Purpose: Human papilloma virus (HPV) related head and neck squamous cell carcinoma (HNSCC) is associated with daily marijuana use and is also increasing in parallel with increased marijuana use in the United States. Our study is designed to define the interaction between cannabinoids and HPV positive HNSCC. Experimental Design: The expression of cannabinoid receptors CNR1 and CNR2 was analyzed using The Cancer Genome Atlas (TCGA) HNSCC data. We used agonists, antagonists, siRNAs or shRNA based models to explore the roles of CNR1 and CNR2 in HPV positive HNSCC cell lines and animal models.

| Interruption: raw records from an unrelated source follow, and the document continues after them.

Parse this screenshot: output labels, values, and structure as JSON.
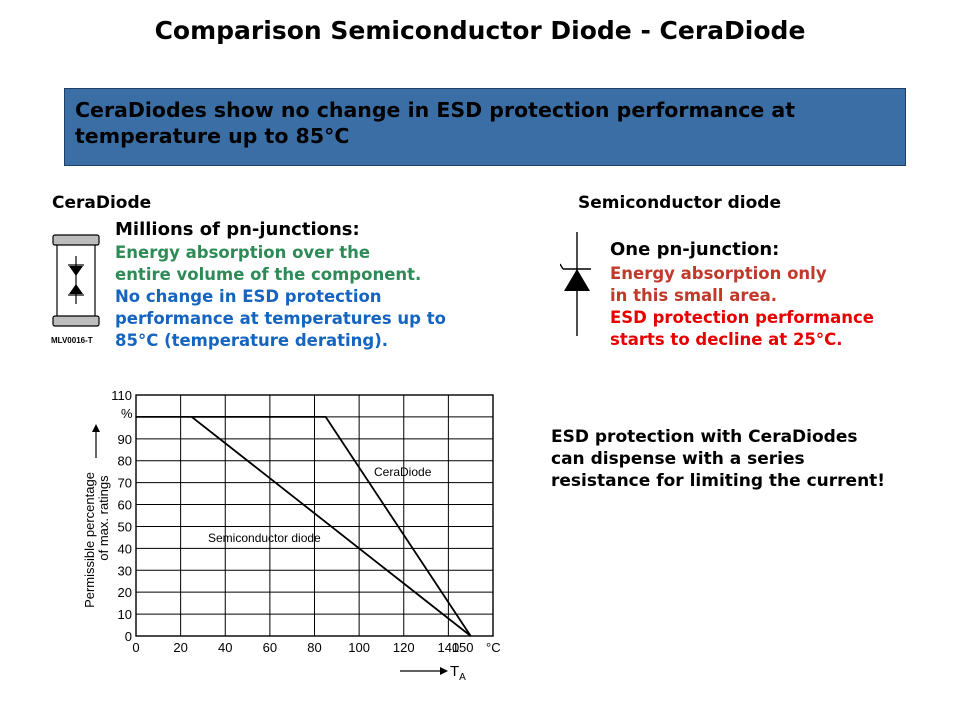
{
  "slide": {
    "title": "Comparison Semiconductor Diode - CeraDiode",
    "banner": "CeraDiodes show no change in ESD protection performance at temperature up to 85°C"
  },
  "ceradiode": {
    "label": "CeraDiode",
    "component_caption": "MLV0016-T",
    "heading": "Millions of pn-junctions:",
    "energy_line1": "Energy absorption over the",
    "energy_line2": "entire volume of the component.",
    "esd_line1": "No change in ESD protection",
    "esd_line2": "performance at temperatures up to",
    "esd_line3": "85°C (temperature derating)."
  },
  "semiconductor": {
    "label": "Semiconductor diode",
    "heading": "One pn-junction:",
    "energy_line1": "Energy absorption only",
    "energy_line2": "in this small area.",
    "esd_line1": "ESD protection performance",
    "esd_line2": "starts to decline at 25°C."
  },
  "note": {
    "line1": "ESD protection with CeraDiodes",
    "line2": "can dispense with a series",
    "line3": "resistance for limiting the current!"
  },
  "colors": {
    "banner": "#3a6ea5",
    "green_text": "#2e8b57",
    "blue_text": "#1565c0",
    "darkred_text": "#c0392b",
    "red_text": "#e60000"
  },
  "chart_data": {
    "type": "line",
    "xlabel_main": "T",
    "xlabel_sub": "A",
    "x_unit": "°C",
    "ylabel_line1": "Permissible percentage",
    "ylabel_line2": "of max. ratings",
    "y_unit": "%",
    "xlim": [
      0,
      160
    ],
    "ylim": [
      0,
      110
    ],
    "x_ticks": [
      0,
      20,
      40,
      60,
      80,
      100,
      120,
      140,
      150
    ],
    "y_ticks": [
      0,
      10,
      20,
      30,
      40,
      50,
      60,
      70,
      80,
      90,
      110
    ],
    "grid": true,
    "series": [
      {
        "name": "CeraDiode",
        "points": [
          [
            0,
            100
          ],
          [
            85,
            100
          ],
          [
            150,
            0
          ]
        ]
      },
      {
        "name": "Semiconductor diode",
        "points": [
          [
            25,
            100
          ],
          [
            150,
            0
          ]
        ]
      }
    ]
  }
}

Cannabinoid downstream pathways involved were determined by Western blotting and analyzed in a primary HPV HNSCC cohort with single sample gene set enrichment analysis (ssGSEA) and the OncoGenome Positioning System (Onco-GPS). Results: In TCGA cohort, the expression of CNR1 and CNR2 was elevated in HPV positive HNSCC compared with HPV negative HNSCC, and knockdown of CNR1/CNR2 expression inhibited proliferation in HPV positive HNSCC cell lines. Specific CNR1 and CNR2 activation as well as non-selective cannabinoid receptor activation in cell lines and animal models promoted cell growth, migration, and inhibited apoptosis through p38 MAPK pathway activation. CNR1/CNR2 antagonists suppressed cell proliferation and migration, and induced apoptosis. Using whole genome expression analysis in a primary HPV HNSCC cohort, we identified specific p38 MAPK pathway activation signature in tumors from HPV HNSCC patients with objective measurement of concurrent cannabinoid exposure. Conclusion: Cannabinoids can promote progression of HPV positive HNSCC through p38 MAPK pathway activation.